Seemingly missed by the mainstream media on Monday, Chinese equity futures crashed over 12.5% - the biggest drop since 1995 - only to soar back to unchanged within seconds. This was not a 'fat-finger' trade, and as one trader noted, "liquidity in the market is really thin right now," which is borne out by the evidence. Thanks to government rules disabling "hedging" accounts from holding more than 10 contracts a day, volume (and liquidity) has become practically non-existent since September and so the 12.5% flash crash was driven by just 3 trades totalling just 646 contracts which means a mere $92 million sell order collapsed Chinese equity markets by the most on record.
A shocking move...
But when we zoom in it is apparent that just 3 trades were responsible for the plunge - the initial 398 contract sell, followed by a 107 contract order and a 141 sell all at 22:42:10
As background, we note that a hedging account is a designation for investors who use futures to offset risks from their holdings in the stock market. Such accounts are exempt from limits on opening more than 10 contracts in a day, according to CFFEX rules announced in September... so this could only be a hedging account.
In other words just 646 contracts - or 'hedging' around $92 million notional - managed to crash the Chinese futures market by the most on record.
And here is why... Chinese policy makers restricted activity in the futures market last year because selling the contracts is one of the easiest ways for investors to make large wagers against stocks. Volume shrank by more than 90 percent from its peak after officials raised margin requirements, tightened position limits and started a police probe into bearish wagers.
Yes that is the real volume chart.
Some international traders with negative views on Chinese stocks have shifted their wagers to offshore markets. As we noted previously, short interest in Chinese ETFs is now at record highs...
Which could be why Chinese stocks are stubbornly ignoring the collapse of the currency...

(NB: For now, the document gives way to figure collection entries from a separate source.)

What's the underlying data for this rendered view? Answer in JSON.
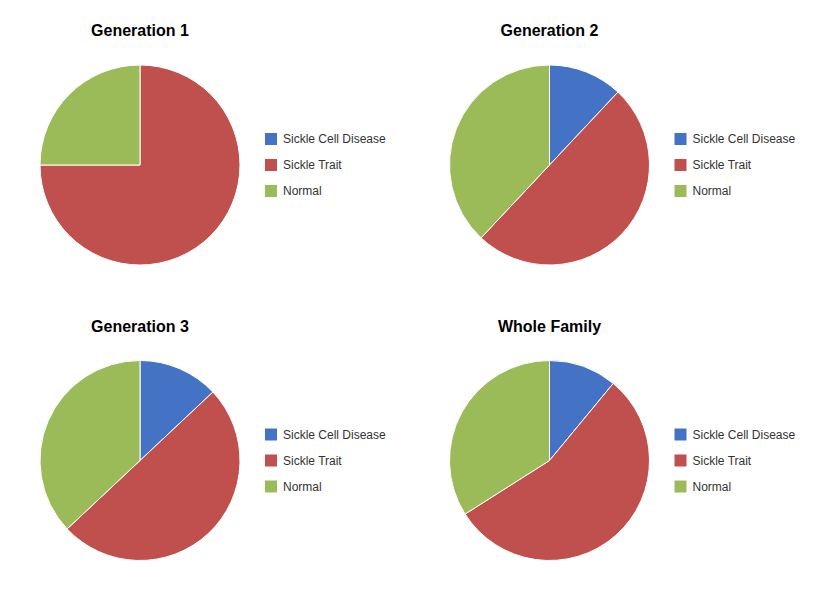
{
  "chart_data": [
    {
      "type": "pie",
      "title": "Generation 1",
      "categories": [
        "Sickle Cell Disease",
        "Sickle Trait",
        "Normal"
      ],
      "values": [
        0,
        75,
        25
      ],
      "colors": [
        "#4472C4",
        "#C0504D",
        "#9BBB59"
      ],
      "legend": "right"
    },
    {
      "type": "pie",
      "title": "Generation 2",
      "categories": [
        "Sickle Cell Disease",
        "Sickle Trait",
        "Normal"
      ],
      "values": [
        12,
        50,
        38
      ],
      "colors": [
        "#4472C4",
        "#C0504D",
        "#9BBB59"
      ],
      "legend": "right"
    },
    {
      "type": "pie",
      "title": "Generation 3",
      "categories": [
        "Sickle Cell Disease",
        "Sickle Trait",
        "Normal"
      ],
      "values": [
        13,
        50,
        37
      ],
      "colors": [
        "#4472C4",
        "#C0504D",
        "#9BBB59"
      ],
      "legend": "right"
    },
    {
      "type": "pie",
      "title": "Whole Family",
      "categories": [
        "Sickle Cell Disease",
        "Sickle Trait",
        "Normal"
      ],
      "values": [
        11,
        55,
        34
      ],
      "colors": [
        "#4472C4",
        "#C0504D",
        "#9BBB59"
      ],
      "legend": "right"
    }
  ]
}
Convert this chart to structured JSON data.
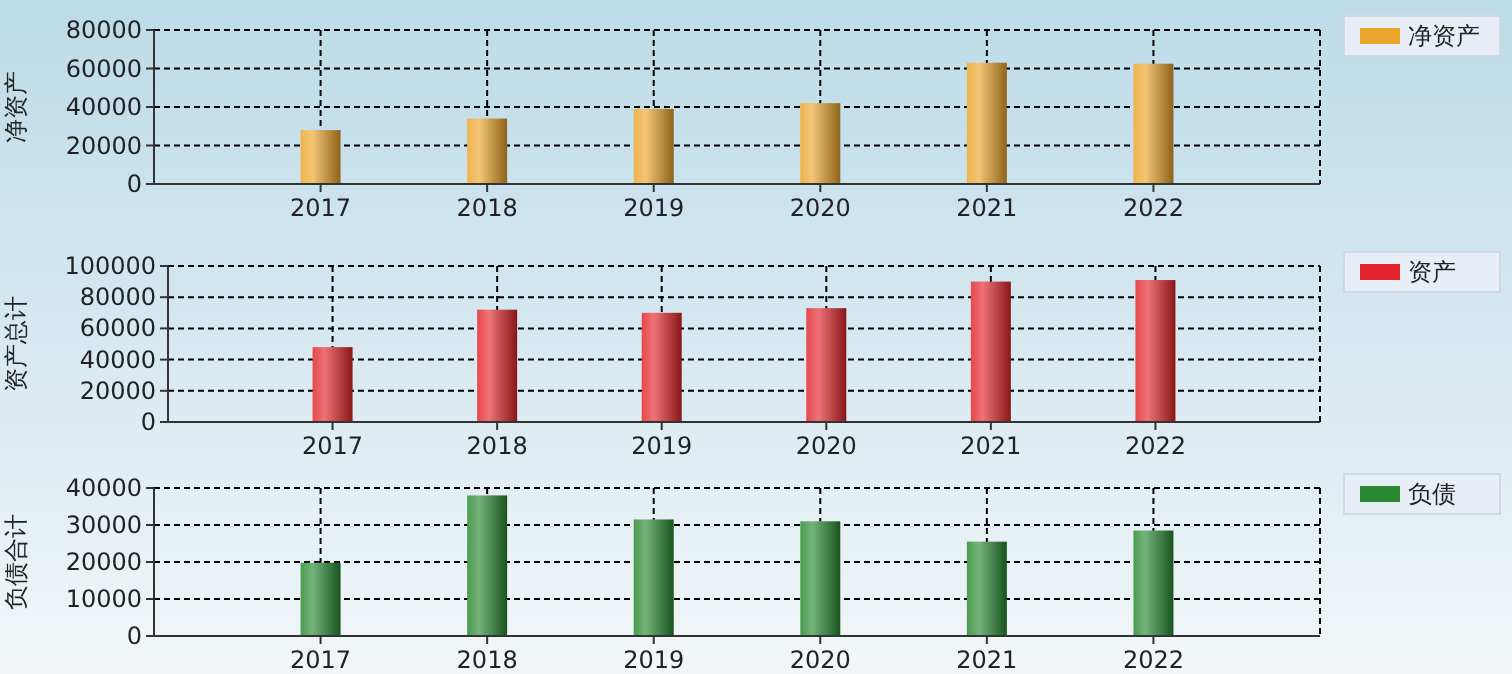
{
  "chart_data": [
    {
      "type": "bar",
      "ylabel": "净资产",
      "categories": [
        "2017",
        "2018",
        "2019",
        "2020",
        "2021",
        "2022"
      ],
      "series": [
        {
          "name": "净资产",
          "color": "#eca52c",
          "values": [
            28000,
            34000,
            39000,
            42000,
            63000,
            62500
          ]
        }
      ],
      "ylim": [
        0,
        80000
      ],
      "yticks": [
        0,
        20000,
        40000,
        60000,
        80000
      ],
      "grid": true,
      "legend": "top right"
    },
    {
      "type": "bar",
      "ylabel": "资产总计",
      "categories": [
        "2017",
        "2018",
        "2019",
        "2020",
        "2021",
        "2022"
      ],
      "series": [
        {
          "name": "资产",
          "color": "#e3262c",
          "values": [
            48000,
            72000,
            70000,
            73000,
            90000,
            91000
          ]
        }
      ],
      "ylim": [
        0,
        100000
      ],
      "yticks": [
        0,
        20000,
        40000,
        60000,
        80000,
        100000
      ],
      "grid": true,
      "legend": "top right"
    },
    {
      "type": "bar",
      "ylabel": "负债合计",
      "categories": [
        "2017",
        "2018",
        "2019",
        "2020",
        "2021",
        "2022"
      ],
      "series": [
        {
          "name": "负债",
          "color": "#2a8a32",
          "values": [
            19800,
            38000,
            31500,
            31000,
            25500,
            28500
          ]
        }
      ],
      "ylim": [
        0,
        40000
      ],
      "yticks": [
        0,
        10000,
        20000,
        30000,
        40000
      ],
      "grid": true,
      "legend": "top right"
    }
  ]
}
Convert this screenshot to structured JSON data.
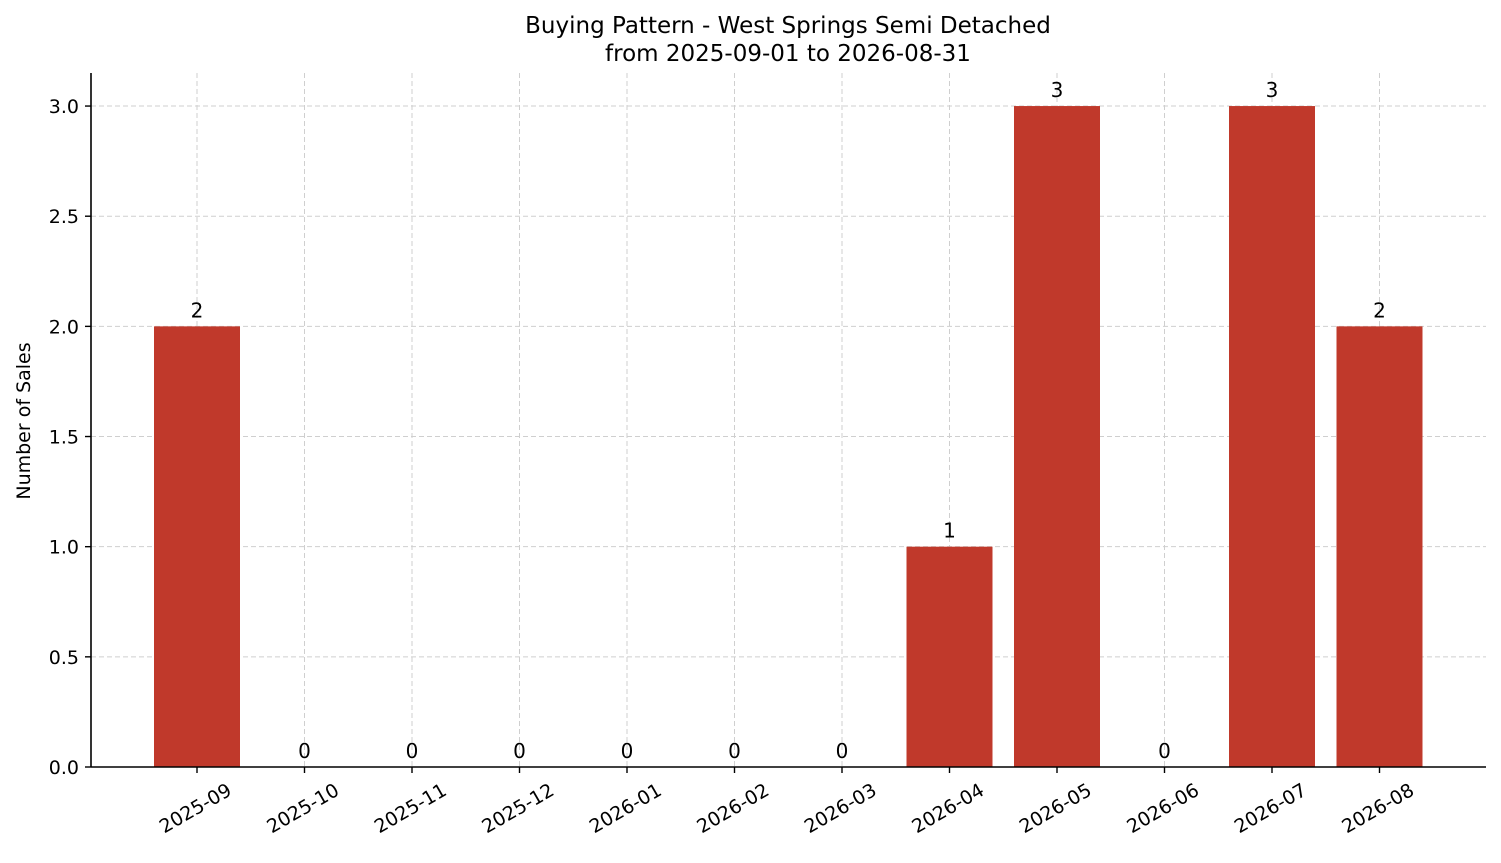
{
  "chart_data": {
    "type": "bar",
    "title": "Buying Pattern - West Springs Semi Detached",
    "subtitle": "from 2025-09-01 to 2026-08-31",
    "xlabel": "",
    "ylabel": "Number of Sales",
    "categories": [
      "2025-09",
      "2025-10",
      "2025-11",
      "2025-12",
      "2026-01",
      "2026-02",
      "2026-03",
      "2026-04",
      "2026-05",
      "2026-06",
      "2026-07",
      "2026-08"
    ],
    "values": [
      2,
      0,
      0,
      0,
      0,
      0,
      0,
      1,
      3,
      0,
      3,
      2
    ],
    "data_labels": [
      "2",
      "0",
      "0",
      "0",
      "0",
      "0",
      "0",
      "1",
      "3",
      "0",
      "3",
      "2"
    ],
    "ylim": [
      0,
      3.15
    ],
    "yticks": [
      "0.0",
      "0.5",
      "1.0",
      "1.5",
      "2.0",
      "2.5",
      "3.0"
    ],
    "grid": true,
    "bar_color": "#c0392b"
  }
}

As Bloomberg notyes, while sudden price swings are hardly unique to Chinese exchanges, the country’s markets have come under increased scrutiny in recent months as MSCI Inc. considers adding mainland shares to its international indexes. Recent measures to curb trading halts and clarify beneficial ownership rules have improved the country’s odds of inclusion to 70 percent, Goldman Sachs Group Inc. analysts wrote in a report on Tuesday, which was one of the factors behind the market’s rally. MSCI will announce its decision next month... and we are sure a record intra day crash in prices will have no impact on the political decision to bring Chinese equity volatility into the world's biggest benchmarks.